July 1 came and went this week without a move by the Israeli government towards annexation

July 02, 2020 12:25

July 1 came and went this week without a move by the Israeli government towards annexing parts of the West Bank. Not even a word from prime minister Benjamin Netanyahu, beyond the laconic statement that “discussions are ongoing”.

Six months after US President Donald Trump unveiled his “deal of the century” peace plan, and two months after Mr Netanyahu insisted that the coalition agreement between Likud and Blue and White include July 1 as the date from which the government and Knesset could begin debating annexation, there is no map, no draft of a law, and no timetable for carrying it out.

Likud ministers insisted on Wednesday that this was just a temporary delay, and within “weeks to months,” as Energy Minister Yuval Steinitz said in a radio interview, Israel would apply its sovereignty to some of the West Bank settlements. But none of them could specify which settlements and when.

In a Knesset committee meeting on Wednesday, a senior official from the Justice Ministry said that his office had not yet been consulted on the legal ramifications of annexation while a representative of the National Security Council admitted that their report had yet to be brought to cabinet and would be presented in “the next few days.” Meanwhile, settlement Affairs Minister Tzipi Hotovely, who is expected to become Israel’s new ambassador to Britain in the coming months, said in an interview with Arutz Sheva, a settlers news organisation, that talks were ongoing with the Trump administration regarding the scale of annexation, with the aim of reaching “significant sovereignty of major parts of Judea and Samaria”.

“The most important thing is that the government of Israel will never agree that as part of applying annexation, there will be an agreement for a Palestinian state of any kind,” she said. Ms Hotovely admitted that “right now there’s a gap between our concept to that of the Americans, who are on the eve of a difficult election.”

But not all Likudniks were so confident. “We don’t even know yet whether the prime minister is planning to extend sovereignty through a cabinet decision or a Knesset vote,” said one bemused Knesset member from the ruling party. “We will support it, but only if it’s clear that this doesn’t mean we’re agreeing to a Palestinian state.”

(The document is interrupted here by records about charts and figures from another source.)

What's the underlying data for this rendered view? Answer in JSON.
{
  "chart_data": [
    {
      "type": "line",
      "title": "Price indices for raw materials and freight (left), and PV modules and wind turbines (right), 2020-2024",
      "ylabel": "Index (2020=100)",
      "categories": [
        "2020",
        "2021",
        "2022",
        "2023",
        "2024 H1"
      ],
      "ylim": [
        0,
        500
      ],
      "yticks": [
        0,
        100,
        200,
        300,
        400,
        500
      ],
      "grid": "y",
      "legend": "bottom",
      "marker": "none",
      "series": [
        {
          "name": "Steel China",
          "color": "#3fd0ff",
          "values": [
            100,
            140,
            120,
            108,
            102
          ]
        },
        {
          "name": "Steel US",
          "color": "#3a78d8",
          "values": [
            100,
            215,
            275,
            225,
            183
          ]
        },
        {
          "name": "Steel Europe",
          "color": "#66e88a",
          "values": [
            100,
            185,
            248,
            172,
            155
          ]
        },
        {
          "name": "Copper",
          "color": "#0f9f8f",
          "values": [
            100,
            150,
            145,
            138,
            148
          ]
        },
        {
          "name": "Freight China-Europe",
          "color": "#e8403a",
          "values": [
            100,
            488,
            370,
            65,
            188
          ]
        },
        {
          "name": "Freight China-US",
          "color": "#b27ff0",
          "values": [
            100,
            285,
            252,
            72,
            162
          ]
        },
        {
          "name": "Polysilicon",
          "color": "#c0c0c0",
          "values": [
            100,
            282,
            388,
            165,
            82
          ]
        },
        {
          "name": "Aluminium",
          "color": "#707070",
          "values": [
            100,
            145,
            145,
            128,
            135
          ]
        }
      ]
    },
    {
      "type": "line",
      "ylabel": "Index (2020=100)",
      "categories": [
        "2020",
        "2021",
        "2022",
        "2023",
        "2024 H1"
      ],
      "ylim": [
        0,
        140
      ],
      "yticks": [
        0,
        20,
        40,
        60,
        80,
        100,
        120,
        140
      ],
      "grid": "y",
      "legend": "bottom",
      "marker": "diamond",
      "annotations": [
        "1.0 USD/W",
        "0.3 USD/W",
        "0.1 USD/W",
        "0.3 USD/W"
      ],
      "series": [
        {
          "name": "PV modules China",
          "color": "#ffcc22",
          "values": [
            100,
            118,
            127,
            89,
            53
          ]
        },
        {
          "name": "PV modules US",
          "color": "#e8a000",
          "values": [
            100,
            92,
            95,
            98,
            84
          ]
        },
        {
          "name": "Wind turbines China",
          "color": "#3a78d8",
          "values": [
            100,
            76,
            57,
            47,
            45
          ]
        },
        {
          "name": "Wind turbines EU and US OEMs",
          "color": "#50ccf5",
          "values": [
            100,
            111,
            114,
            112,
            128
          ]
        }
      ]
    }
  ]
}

Mr Netanyahu has failed to reach consensus over the proposed move, even within his own party, as agreeing to the Trump Plan would in principle also mean accepting a future Palestinian state on 70 per cent of the West Bank and in the Gaza Strip.

Likud’s main coalition partner, Blue and White, sounded this week its clearest objection to rushing ahead with unilateral annexation. Defence Minister and alternate prime minister Benny Gantz gave two rare interviews early in the week saying that July 1 “isn’t a sacred date” and that annexation wasn’t a priority for “a million unemployed” Israelis who have been laid off due to Covid-19. His number two in the party, foreign minister Gabi Ashkenazi said that “the US president’s deal of the century is a good plan, but it must be implemented with as many partners as possible.” Mr Netanyahu sniffed in a meeting with his Likud parliamentary faction that “Blue and White don’t get to decide,” but he knew there were others who do.

The pointed statements from the Blue and White leaders came after they had met with Avi Berkowitz, a senior aide to Jared Kushner, President Trump’s special adviser and son-in-law, who was the chief author of the Trump plan.

They were the clearest indication that despite the official position of the Trump administration, that annexation “is an Israeli decision,” the White House wants Israel to hold back for now.

Mr Kushner is also in charge of the administration’s relations with the pro-US Arab regimes, who are against annexation. In recent days, the administration tried to get Mr Netanyahu to agree to make a gesture towards the Palestinian Authority, such as agreeing that part of the West Bank currently under Israeli security control (Area B, where the Palestinian Authority has only civilian responsibility) would be transferred to full Palestinian control.